Two members of the Commission on Open Government — the head of the Florida Department of Law Enforcement and the Hillsborough County attorney — vigorously oppose the panel's plan for ending stiff charges for providing copies of public records to citizens.More here.
But the head of the First Amendment Foundation, who chairs the nine-member panel that Gov. Charlie Crist created to review exemptions to Florida's "sunshine" statutes, said government agencies had ample opportunity to object to draft proposals set for final consideration next week. She said the Legislature must prevent "exorbitant" charges that can run into hundreds of thousands of dollars for providing public information.

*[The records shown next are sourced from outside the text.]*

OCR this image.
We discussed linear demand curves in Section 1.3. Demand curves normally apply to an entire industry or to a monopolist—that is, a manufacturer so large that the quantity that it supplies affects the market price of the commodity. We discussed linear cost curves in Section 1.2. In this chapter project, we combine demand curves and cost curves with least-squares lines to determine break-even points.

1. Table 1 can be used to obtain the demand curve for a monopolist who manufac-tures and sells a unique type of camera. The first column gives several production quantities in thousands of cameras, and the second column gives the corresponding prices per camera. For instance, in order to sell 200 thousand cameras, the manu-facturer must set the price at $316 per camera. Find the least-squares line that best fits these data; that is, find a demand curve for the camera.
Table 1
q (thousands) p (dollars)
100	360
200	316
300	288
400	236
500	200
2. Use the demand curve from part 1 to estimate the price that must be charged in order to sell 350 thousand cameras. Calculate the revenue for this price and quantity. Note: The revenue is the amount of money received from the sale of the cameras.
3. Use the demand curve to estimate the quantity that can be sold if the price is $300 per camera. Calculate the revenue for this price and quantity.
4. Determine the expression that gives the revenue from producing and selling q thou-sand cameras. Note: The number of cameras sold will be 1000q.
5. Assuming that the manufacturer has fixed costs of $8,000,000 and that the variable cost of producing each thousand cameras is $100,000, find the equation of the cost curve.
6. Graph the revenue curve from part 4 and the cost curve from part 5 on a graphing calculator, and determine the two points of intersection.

FDLE Commissioner Gerald Bailey and Renee Francis Lee, the county attorney in Tampa, wrote to JoAnn Carrin, director of the commission and head of Crist's office of open government, saying the cost of extensive record searches would be a hardship for already hard-pressed state, city and county governments. Bailey also said the open-government commission, on which he and Lee serve, did not take enough testimony from government agencies on the issue.
Saturday, January 24, 2009
Fla. commission debates fees for records requests
The Florida Commission on Open Government has stirred up controversy in its discussion of proposed changes to the Sunshine Law. The proposals would curb agencies from charging high fees and require electronic records to be provided at cost of duplication. The redaction of confidential information from data would no longer be considered a "specialized service requiring additional charges" either. The opposition is arguing that with increasing costs and smaller staffs, filling requests could become a problem if these changes come to pass.